The disclosure that there were nearly two years of secret talks between Syrian and Israeli interlocutors is not in itself that historic. Successive prime ministers in the 1990s, after all, pursued the diplomatic track with Damascus - and much more officially. Moreover, Alon Liel himself told Ha'aretz that such unofficial meetings had been fairly common and that there had been "no official Israeli connection" to the talks.
But it is a sharp reminder of the possibilities such negotiations might hold out if they succeeded, not only for Israel but in the wider region.
Whether or not one Ha'aretz source is right in suggesting that having concluded such a deal, Syria would help to broker a peace between Sunni and Shia insurgents in Iraq, there is less doubt that it might at least offer the chance of helping to neutralise Hizbollah - and conceivably the most heavily "rejectionist" Palestinian elements as well.
The strong implication that Syria was keen to take the talks much further will focus renewed interest in the reasons for Mr Olmert's continued refusal to countenance such negotiations until Syria shows, by some tangible concession or sign, that it is ready to modify what Israel sees as its aggressive behaviour in Lebanon or close down the offices of Islamic Jihad or Hamas.
The eminent Israeli analyst Yossi Alpher was quick to point out yesterday that the actual text of the document did not spell out any Syrian commitment on Hizbollah or Hamas. He was also sceptical of how far Ibrahim Suleiman, whom he knows and regards as a "nice guy", could be regarded as a substantive Syrian negotiator.
But he remains strongly in favour of Mr Olmert testing the good faith of the Syrian President and impatient of his failure to tell an evidently very reluctant President Bush that Israel's interests lie in such negotiations. Mr Olmert, after all, told a recent cabinet meeting that talks with Syria would undermine the approach of the US President, who has so far refused to heed calls for any rapprochement with Damascus to get its help in Iraq.
Most Israeli advocates and opponents of talks with Damascus agree Syria is a more dangerous country than it was in the 1990s. But the first group see that as a good reason for attempting negotiations while the second see it as a reason for doing nothing until it changes.

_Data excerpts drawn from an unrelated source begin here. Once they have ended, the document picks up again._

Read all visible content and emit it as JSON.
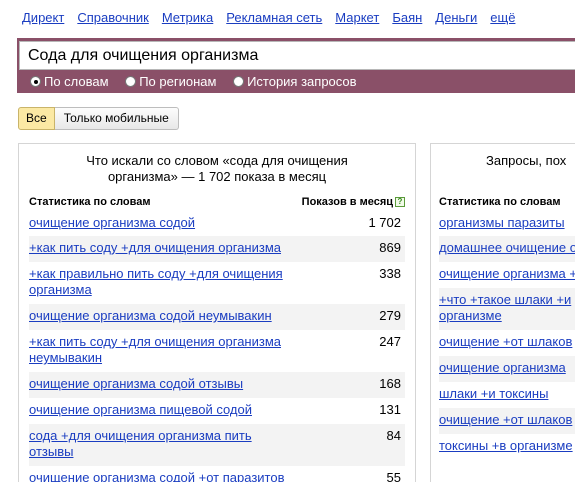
{
  "nav": [
    "Директ",
    "Справочник",
    "Метрика",
    "Рекламная сеть",
    "Маркет",
    "Баян",
    "Деньги",
    "ещё"
  ],
  "search": {
    "value": "Сода для очищения организма"
  },
  "radios": [
    {
      "label": "По словам",
      "checked": true
    },
    {
      "label": "По регионам",
      "checked": false
    },
    {
      "label": "История запросов",
      "checked": false
    }
  ],
  "device_toggle": {
    "all": "Все",
    "mobile": "Только мобильные",
    "active": "all"
  },
  "left_panel": {
    "title": "Что искали со словом «сода для очищения организма» — 1 702 показа в месяц",
    "col_phrase": "Статистика по словам",
    "col_count": "Показов в месяц",
    "help": "?",
    "rows": [
      {
        "phrase": "очищение организма содой",
        "count": "1 702"
      },
      {
        "phrase": "+как пить соду +для очищения организма",
        "count": "869"
      },
      {
        "phrase": "+как правильно пить соду +для очищения организма",
        "count": "338"
      },
      {
        "phrase": "очищение организма содой неумывакин",
        "count": "279"
      },
      {
        "phrase": "+как пить соду +для очищения организма неумывакин",
        "count": "247"
      },
      {
        "phrase": "очищение организма содой отзывы",
        "count": "168"
      },
      {
        "phrase": "очищение организма пищевой содой",
        "count": "131"
      },
      {
        "phrase": "сода +для очищения организма пить отзывы",
        "count": "84"
      },
      {
        "phrase": "очищение организма содой +от паразитов",
        "count": "55"
      }
    ]
  },
  "right_panel": {
    "title": "Запросы, пох",
    "col_phrase": "Статистика по словам",
    "rows": [
      {
        "phrase": "организмы паразиты"
      },
      {
        "phrase": "домашнее очищение о"
      },
      {
        "phrase": "очищение организма +"
      },
      {
        "phrase": "+что +такое шлаки +и",
        "phrase2": "организме"
      },
      {
        "phrase": "очищение +от шлаков"
      },
      {
        "phrase": "очищение организма"
      },
      {
        "phrase": "шлаки +и токсины"
      },
      {
        "phrase": "очищение +от шлаков"
      },
      {
        "phrase": "токсины +в организме"
      }
    ]
  }
}
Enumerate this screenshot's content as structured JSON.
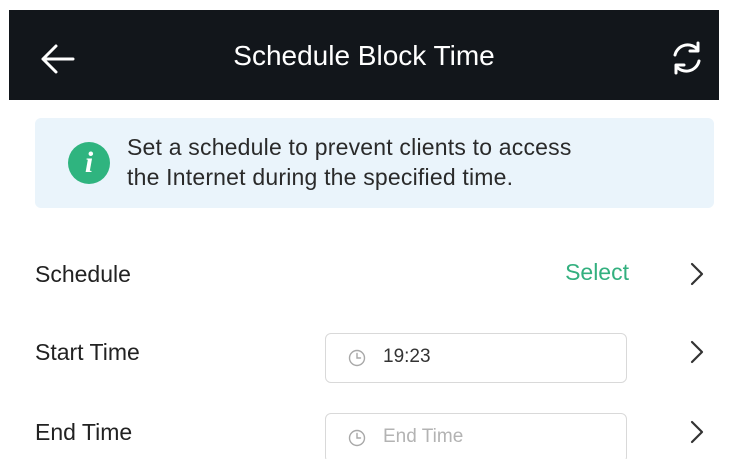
{
  "header": {
    "title": "Schedule Block Time",
    "back_icon": "back-arrow-icon",
    "refresh_icon": "refresh-icon",
    "background": "#12161b"
  },
  "info": {
    "icon": "info-icon",
    "icon_glyph": "i",
    "line1": "Set a schedule to prevent clients to access",
    "line2": "the Internet during the specified time.",
    "background": "#eaf4fb",
    "icon_color": "#2fb47f"
  },
  "form": {
    "schedule": {
      "label": "Schedule",
      "action": "Select",
      "action_color": "#33b07f"
    },
    "start_time": {
      "label": "Start Time",
      "value": "19:23"
    },
    "end_time": {
      "label": "End Time",
      "placeholder": "End Time"
    }
  }
}
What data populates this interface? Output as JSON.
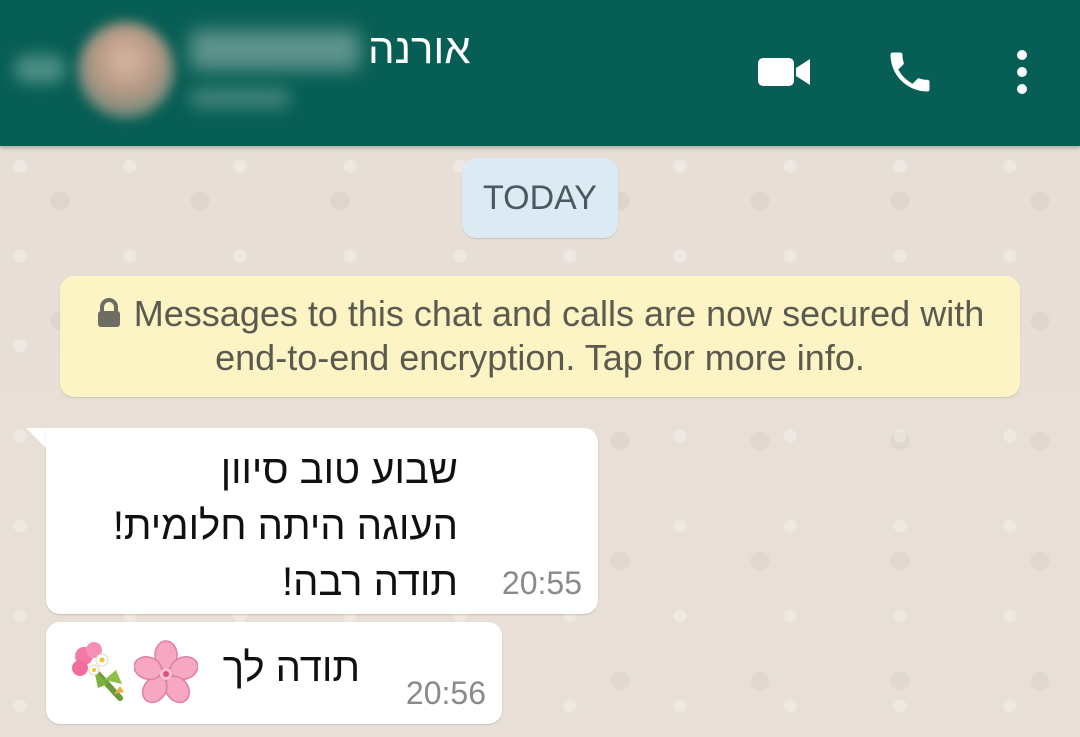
{
  "header": {
    "contact_name": "אורנה",
    "colors": {
      "bar": "#075e54",
      "icon": "#ffffff"
    },
    "icons": [
      "video-call-icon",
      "voice-call-icon",
      "more-options-icon"
    ]
  },
  "chat": {
    "date_label": "TODAY",
    "encryption_notice": "Messages to this chat and calls are now secured with end-to-end encryption. Tap for more info.",
    "messages": [
      {
        "direction": "incoming",
        "lines": [
          "שבוע טוב סיוון",
          "העוגה היתה חלומית!",
          "תודה רבה!"
        ],
        "time": "20:55"
      },
      {
        "direction": "incoming",
        "text": "תודה לך",
        "emojis": [
          "cherry-blossom-icon",
          "bouquet-icon"
        ],
        "time": "20:56"
      }
    ]
  }
}
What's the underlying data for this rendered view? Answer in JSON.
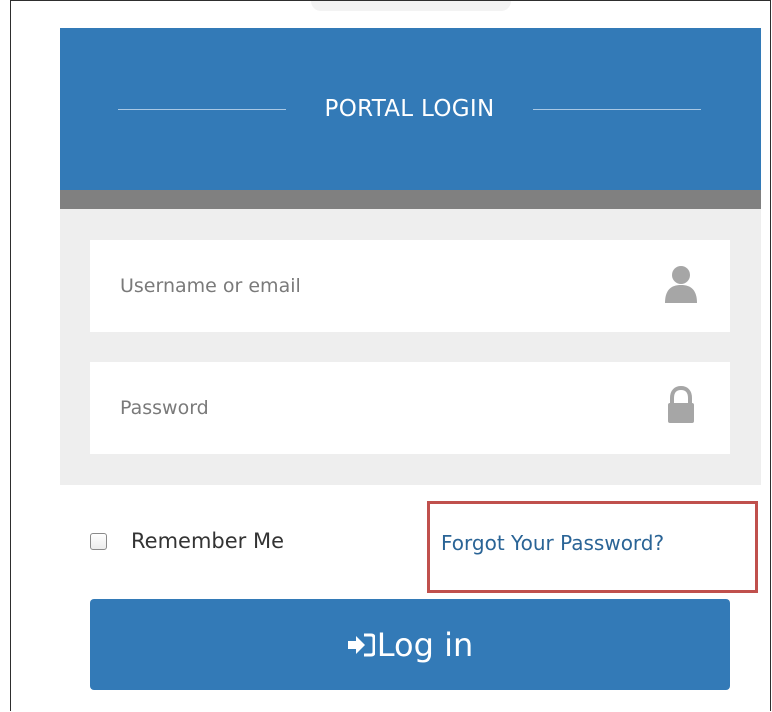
{
  "login": {
    "title": "PORTAL LOGIN",
    "username_placeholder": "Username or email",
    "password_placeholder": "Password",
    "remember_label": "Remember Me",
    "forgot_label": "Forgot Your Password?",
    "login_label": "Log in",
    "icons": {
      "username": "user-icon",
      "password": "lock-icon",
      "login": "sign-in-icon"
    }
  },
  "colors": {
    "primary": "#337ab7",
    "strip": "#808080",
    "card_bg": "#eeeeee",
    "link": "#2a6496",
    "highlight": "#c0504d"
  }
}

Mr Olmert's political weakness is not conducive to taking political risks. Polls show more than 60 per cent of Israelis in favour of talks, but about the same proportion opposed to giving up the Golan. But the one sure effect of yesterday's disclosures will be to fuel the debate within Israel about whether Mr Olmert should try to bring off the deal with Syria which painfully eluded his 1990s predecessors. Which may just be why the leak occurred in the first place.